Answered

At Westonci.ca, we connect you with the best answers from a community of experienced and knowledgeable individuals. Connect with a community of experts ready to provide precise solutions to your questions quickly and accurately. Explore comprehensive solutions to your questions from a wide range of professionals on our user-friendly platform.

Lnx+Ln(2x)=1/e
Can someone help me solve this problem?

Sagot :

[tex]D:x > 0\\\\ln(x)+ln(2x)=\frac{1}{e}\ \ \ \ |use\ ln(a)+ln(b)=ln(ab)\\\\ln(x\cdot2x)=\frac{1}{e}\\\\ln(2x^2)=\frac{1}{e}\ \ \ \ |use\ b=ln(e^b)\\\\ln(2x^2)=ln\left(e^\frac{1}{e}\right)\iff2x^2=e^\frac{1}{e}\ \ \ \ |divide\ both\ sides\ by\ 2\\\\x^2=\frac{e^\frac{1}{e}}{2}\iff x=\sqrt\frac{e^\frac{1}{e}}{2}\\\\x=\frac{\sqrt{e^\frac{1}{e}}}{\sqrt2}\cdot\frac{\sqrt2}{\sqrt2}\\\\\boxed{x=\frac{\sqrt{2e^\frac{1}{2}}}{2}}[/tex]
We appreciate your time.

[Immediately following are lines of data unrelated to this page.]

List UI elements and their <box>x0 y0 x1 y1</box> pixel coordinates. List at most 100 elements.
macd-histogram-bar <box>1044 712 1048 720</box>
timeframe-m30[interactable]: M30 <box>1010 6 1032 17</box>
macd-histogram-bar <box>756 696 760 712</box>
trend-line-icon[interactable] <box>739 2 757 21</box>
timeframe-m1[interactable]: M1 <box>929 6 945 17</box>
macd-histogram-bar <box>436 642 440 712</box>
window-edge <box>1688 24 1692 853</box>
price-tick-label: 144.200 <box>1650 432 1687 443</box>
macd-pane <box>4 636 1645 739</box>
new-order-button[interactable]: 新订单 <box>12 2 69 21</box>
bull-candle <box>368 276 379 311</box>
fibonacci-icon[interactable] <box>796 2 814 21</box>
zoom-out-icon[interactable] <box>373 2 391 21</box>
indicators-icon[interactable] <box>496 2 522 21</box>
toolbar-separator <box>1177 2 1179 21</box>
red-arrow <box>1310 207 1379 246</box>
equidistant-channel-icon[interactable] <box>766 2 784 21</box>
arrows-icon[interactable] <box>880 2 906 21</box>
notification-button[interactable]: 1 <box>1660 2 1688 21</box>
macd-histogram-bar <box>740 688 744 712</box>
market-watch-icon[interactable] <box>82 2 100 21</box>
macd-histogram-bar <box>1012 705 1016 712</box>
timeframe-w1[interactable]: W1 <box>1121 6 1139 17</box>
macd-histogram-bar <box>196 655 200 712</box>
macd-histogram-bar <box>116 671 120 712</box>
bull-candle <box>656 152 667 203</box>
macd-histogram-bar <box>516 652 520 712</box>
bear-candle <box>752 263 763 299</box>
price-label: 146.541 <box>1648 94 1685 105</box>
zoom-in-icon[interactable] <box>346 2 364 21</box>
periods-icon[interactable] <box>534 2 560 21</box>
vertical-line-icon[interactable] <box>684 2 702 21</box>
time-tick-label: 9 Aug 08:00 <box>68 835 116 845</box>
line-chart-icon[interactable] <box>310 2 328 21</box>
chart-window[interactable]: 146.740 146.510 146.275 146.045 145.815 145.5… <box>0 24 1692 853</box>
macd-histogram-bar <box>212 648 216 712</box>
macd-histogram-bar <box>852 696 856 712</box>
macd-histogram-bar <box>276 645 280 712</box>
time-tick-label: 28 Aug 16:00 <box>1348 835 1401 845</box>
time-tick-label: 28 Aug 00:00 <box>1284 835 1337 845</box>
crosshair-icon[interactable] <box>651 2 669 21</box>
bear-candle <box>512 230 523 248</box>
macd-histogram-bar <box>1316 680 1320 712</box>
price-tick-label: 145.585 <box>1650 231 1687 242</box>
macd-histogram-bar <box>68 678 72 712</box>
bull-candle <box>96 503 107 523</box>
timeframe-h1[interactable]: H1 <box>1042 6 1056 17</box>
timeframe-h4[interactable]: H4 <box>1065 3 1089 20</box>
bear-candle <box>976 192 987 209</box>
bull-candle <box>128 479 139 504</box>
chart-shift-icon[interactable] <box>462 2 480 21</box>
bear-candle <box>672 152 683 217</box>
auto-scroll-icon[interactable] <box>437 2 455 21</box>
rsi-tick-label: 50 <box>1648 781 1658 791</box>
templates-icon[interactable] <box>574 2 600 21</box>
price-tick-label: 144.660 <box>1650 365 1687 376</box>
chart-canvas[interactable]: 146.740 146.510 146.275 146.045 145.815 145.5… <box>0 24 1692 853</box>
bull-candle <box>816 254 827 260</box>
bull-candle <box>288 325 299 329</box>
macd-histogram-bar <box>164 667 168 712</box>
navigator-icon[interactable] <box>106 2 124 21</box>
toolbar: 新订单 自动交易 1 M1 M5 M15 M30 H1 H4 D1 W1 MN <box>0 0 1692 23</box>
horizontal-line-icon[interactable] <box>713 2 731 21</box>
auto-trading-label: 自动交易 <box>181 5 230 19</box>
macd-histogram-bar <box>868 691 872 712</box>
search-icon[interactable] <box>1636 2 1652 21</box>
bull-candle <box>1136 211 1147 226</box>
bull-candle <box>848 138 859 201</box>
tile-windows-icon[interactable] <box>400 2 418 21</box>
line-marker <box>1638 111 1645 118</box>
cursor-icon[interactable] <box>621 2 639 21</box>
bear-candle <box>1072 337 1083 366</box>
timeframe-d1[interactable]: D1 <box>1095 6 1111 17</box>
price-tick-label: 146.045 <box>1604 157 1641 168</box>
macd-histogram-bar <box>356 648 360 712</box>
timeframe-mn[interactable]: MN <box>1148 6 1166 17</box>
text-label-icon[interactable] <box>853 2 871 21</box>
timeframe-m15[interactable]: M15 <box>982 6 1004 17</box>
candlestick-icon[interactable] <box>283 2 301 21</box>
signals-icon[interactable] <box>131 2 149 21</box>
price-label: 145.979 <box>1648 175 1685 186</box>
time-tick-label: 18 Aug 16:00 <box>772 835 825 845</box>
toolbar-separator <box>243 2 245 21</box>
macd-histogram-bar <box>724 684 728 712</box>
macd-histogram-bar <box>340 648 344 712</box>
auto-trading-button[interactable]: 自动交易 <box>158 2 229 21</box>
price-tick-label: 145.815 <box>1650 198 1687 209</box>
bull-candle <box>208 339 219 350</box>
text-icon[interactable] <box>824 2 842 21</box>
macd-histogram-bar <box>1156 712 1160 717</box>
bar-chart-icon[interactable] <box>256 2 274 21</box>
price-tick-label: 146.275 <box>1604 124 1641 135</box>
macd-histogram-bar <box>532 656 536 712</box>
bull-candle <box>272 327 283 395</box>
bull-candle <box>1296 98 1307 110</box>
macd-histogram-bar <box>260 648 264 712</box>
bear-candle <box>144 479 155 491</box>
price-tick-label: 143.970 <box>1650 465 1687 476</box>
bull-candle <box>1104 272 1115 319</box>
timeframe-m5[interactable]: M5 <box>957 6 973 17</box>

Please revisit us for more reliable answers to any questions you may have. We hope this was helpful. Please come back whenever you need more information or answers to your queries. Westonci.ca is committed to providing accurate answers. Come back soon for more trustworthy information.